Exhibit of a Lifetime Outstanding: Over the past 38 years, Robert and Jane Meyerhoff have created one of the finest private art collections in the world. Most of it goes on display today at the National Gallery of Art.

March 31, 1996|By Holly Selby | Holly Selby,SUN STAFF

A discreet blue sign on a Baltimore County road marks the entry to Fitz-hugh Farm. The asphalt driveway wends through fields still yellowed by winter. It curves through the 300-acre farm, past bay and chestnut thoroughbreds, mustard-hued stables and finally, to a low, gray house.

It is here that Robert and Jane Meyerhoff have created a personal monument, spectacular in size and serenity, to their two greatest passions outside of family: thoroughbred racehorses and art.

Visitors are ushered into an airy living room furnished with sofas and chairs arranged in conversational enclaves and tables laden with art books and magazines. One side of the room is glass -- a window onto the farm. Down the hall are six art galleries -- a private Museum of Modern Art.

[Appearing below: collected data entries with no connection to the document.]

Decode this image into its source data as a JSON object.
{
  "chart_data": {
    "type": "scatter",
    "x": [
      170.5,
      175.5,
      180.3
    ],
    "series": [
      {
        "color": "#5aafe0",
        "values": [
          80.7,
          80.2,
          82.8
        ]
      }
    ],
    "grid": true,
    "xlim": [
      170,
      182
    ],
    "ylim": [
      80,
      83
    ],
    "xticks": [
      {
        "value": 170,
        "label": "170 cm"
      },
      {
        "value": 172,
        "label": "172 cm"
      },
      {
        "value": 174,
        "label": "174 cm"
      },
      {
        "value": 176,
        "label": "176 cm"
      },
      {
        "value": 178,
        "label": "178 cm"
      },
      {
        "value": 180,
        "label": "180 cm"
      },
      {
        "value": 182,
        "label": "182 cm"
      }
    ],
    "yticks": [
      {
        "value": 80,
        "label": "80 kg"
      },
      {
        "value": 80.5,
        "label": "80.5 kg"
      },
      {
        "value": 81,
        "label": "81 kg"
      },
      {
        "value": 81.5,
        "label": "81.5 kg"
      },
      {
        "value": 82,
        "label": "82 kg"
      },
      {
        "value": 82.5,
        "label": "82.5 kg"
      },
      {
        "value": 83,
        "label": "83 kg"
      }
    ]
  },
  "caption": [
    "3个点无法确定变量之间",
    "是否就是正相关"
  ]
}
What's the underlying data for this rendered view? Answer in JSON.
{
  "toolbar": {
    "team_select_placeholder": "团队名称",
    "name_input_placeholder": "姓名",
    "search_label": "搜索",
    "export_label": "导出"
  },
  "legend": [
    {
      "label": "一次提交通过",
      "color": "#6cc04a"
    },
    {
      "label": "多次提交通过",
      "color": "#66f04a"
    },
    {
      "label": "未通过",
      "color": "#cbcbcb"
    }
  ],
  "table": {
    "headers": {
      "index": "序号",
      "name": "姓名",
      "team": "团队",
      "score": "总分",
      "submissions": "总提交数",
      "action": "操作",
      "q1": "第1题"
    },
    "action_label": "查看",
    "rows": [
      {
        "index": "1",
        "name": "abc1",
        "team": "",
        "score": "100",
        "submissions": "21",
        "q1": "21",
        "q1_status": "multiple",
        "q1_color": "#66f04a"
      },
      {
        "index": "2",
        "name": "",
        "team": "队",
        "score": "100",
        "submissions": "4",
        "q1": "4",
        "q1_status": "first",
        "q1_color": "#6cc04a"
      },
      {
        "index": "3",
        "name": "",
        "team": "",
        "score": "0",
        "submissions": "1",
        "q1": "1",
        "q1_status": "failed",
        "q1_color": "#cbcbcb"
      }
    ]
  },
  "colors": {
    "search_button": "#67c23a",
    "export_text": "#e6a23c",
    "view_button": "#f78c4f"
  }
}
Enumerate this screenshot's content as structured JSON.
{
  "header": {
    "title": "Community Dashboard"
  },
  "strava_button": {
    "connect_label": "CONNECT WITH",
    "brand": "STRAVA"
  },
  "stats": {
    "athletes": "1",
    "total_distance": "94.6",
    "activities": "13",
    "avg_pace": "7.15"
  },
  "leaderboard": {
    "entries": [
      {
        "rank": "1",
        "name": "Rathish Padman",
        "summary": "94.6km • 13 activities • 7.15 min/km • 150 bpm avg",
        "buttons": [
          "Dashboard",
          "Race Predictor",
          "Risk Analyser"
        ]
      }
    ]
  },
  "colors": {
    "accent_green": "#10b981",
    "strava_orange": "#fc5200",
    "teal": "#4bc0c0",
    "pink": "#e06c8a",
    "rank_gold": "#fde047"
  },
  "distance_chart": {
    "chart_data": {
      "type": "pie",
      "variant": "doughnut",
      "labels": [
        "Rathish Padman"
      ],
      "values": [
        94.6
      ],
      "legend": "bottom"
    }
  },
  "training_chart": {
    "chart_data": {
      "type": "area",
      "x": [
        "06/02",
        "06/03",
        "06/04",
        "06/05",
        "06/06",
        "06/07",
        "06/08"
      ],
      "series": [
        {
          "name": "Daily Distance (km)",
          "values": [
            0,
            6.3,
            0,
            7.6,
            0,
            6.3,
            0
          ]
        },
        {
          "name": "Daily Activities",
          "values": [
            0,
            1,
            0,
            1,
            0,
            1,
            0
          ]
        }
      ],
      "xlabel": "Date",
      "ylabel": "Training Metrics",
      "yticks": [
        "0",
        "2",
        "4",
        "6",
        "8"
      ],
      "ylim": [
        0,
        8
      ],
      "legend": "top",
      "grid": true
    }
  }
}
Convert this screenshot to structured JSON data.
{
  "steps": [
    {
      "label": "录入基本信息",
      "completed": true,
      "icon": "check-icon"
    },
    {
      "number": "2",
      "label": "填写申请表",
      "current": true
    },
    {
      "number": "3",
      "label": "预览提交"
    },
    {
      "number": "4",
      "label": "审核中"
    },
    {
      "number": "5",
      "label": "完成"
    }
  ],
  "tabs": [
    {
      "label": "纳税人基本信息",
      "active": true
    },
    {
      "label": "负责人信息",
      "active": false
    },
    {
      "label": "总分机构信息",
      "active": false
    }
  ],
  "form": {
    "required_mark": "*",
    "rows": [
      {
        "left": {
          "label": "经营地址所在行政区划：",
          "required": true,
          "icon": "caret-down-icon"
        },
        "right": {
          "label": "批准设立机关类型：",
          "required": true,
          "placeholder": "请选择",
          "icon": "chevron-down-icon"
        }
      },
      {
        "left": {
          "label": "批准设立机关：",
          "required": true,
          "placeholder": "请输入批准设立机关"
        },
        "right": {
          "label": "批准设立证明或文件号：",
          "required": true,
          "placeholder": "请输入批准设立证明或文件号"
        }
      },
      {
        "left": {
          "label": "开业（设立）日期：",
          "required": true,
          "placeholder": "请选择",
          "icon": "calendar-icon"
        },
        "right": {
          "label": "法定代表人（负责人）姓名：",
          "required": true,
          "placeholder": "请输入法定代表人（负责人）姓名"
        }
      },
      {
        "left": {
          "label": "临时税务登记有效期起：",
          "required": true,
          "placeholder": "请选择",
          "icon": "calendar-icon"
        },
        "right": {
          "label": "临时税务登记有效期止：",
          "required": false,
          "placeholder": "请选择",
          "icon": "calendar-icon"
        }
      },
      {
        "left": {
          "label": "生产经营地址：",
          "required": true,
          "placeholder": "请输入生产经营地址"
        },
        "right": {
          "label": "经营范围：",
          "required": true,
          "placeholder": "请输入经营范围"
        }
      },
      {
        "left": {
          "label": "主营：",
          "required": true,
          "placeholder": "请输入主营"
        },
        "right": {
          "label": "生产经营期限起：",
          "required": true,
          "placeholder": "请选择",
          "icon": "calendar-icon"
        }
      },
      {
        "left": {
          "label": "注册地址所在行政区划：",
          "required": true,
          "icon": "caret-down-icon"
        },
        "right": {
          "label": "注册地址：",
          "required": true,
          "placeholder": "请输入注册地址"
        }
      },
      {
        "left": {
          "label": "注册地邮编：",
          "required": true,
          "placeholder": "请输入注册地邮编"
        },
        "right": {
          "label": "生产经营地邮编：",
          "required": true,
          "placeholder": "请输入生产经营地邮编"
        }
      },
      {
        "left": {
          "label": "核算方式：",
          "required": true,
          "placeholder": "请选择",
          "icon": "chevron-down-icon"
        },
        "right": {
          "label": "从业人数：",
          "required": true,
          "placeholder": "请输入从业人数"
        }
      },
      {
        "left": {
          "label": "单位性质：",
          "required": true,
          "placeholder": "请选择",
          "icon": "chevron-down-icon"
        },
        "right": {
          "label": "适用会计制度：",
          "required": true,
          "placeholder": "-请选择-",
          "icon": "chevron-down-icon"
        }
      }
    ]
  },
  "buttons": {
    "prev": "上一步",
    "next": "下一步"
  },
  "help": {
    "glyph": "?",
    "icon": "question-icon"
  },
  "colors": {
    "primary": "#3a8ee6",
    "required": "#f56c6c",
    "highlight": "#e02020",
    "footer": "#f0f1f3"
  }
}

One gallery is hung with nothing but paintings by Jasper Johns. There is another for Ellsworth Kelly's works. For Robert Rauschenberg's. For Frank Stella's. For Roy Lichtenstein's. The collection is unparalleled in its number of first-rank works by these five men -- Americans who dramatically influenced the direction of art after the innovations of Abstract Expressionism.

The list continues: There are works by Jean Dubuffet, Josef Albers, Jackson Pollock, Grace Hartigan, Brice Marden, Joel Shapiro, Terry Winters, and so on and so on.

The Meyerhoffs are intensely private. Although selected pieces have been lent to museums, the collection has been viewed in its entirety only by visitors to their home. But beginning today, nearly all of the collection -- 194 works -- will be on display in the exhibition "The Robert and Jane Meyerhoff Collection: 1945 to 1995" at Washington's National Gallery of Art.

The Meyerhoffs say they never made a conscious decision to collect. Art piqued their interest, then sucked them in. A challenging, colorful, emotional adventure.

Their first major purchase was in 1958: a Hans Hofmann painting called "Autumn Gold." With its vivid reds, yellows and greens, the picture still speaks to Mrs. Meyerhoff. "It shows so well how much activity there can be on a two-dimensional surface," she says, smiling at the thought. "The paint is still wet on that one."

paintings lose their attraction; not "Autumn Gold." Its creator was an abstract expressionist, part of a movement Mrs. Meyerhoff's father admired.

"The Hofmann was our first purchase by a renowned artist and has stayed with us forever," Mrs. Meyerhoff says. "For me it was like adopting a child. I felt disloyal: I didn't want to buy and sell."

The adventure continues. Thirty-eight years after buying that Hofmann, the Meyerhoffs are still enraptured: Five of the works in the National Gallery exhibit were acquired so recently that they aren't in the exhibition catalog.

Genesis of a collector

A small, handsome woman with a penchant for precision, Mrs. Meyerhoff is the family member most involved with the maintenance of the collection. She reads voraciously, keeps her own records, and installs and reinstalls the galleries.

Love of art may be in her genes. Her father, Harry A. Bernstein, was a devotee and collector, and his second wife, Ruth Kuff, was an artist. In the 1950s, two life-changing events also played roles in advancing Mrs. Meyerhoff's interest in art. Her father died, and the family established a memorial art collection at the Baltimore Museum of Art. And in 1955, she became ill with polio -- and took a correspondence course in art while recuperating.

It was an experience, she wrote afterward, that "helped me to see while I was looking."

Four years later, Mrs. Meyerhoff began volunteering in the Baltimore Museum of Art's now-defunct Sales and Rental Gallery.

Members of the socially prestigious volunteer organization made trips to New York in search of fine contemporary art. Their mission? To borrow on consignment the newest and best art they could find in the art galleries. The works would be displayed in the Sales and Rental Gallery.

Museum members could rent or buy paintings by Jackson Pollock, Jean Dubuffet, Jasper Johns, Joseph Cornell, Louise Nevelson, Robert Rauschenberg and others. At that time, monthly rental fees ranged from $5 to $20. Buying a work cost no more than $1,000.

"Jane just got totally hooked on the whole thing," says another former sales committee volunteer. "After a couple of years, she got Bob involved, and they soon graduated from the gallery."

The women at the Sales and Rental Gallery learned to curate, to track a painting's provenance, to install exhibitions, to pack artworks for shipping. Most important, they learned to discriminate between the good and the great.

Before the art could be hung in the Sales and Rental Gallery, it had to pass muster with museum administrators: the late Adelyn Breeskin, director, and the late Gertrude Rosenthal, chief curator.

From Rosenthal, a scholar, Mrs. Meyerhoff learned how to study art. From Breeskin, a woman of foresight, she inherited enthusiasm for the art of her time.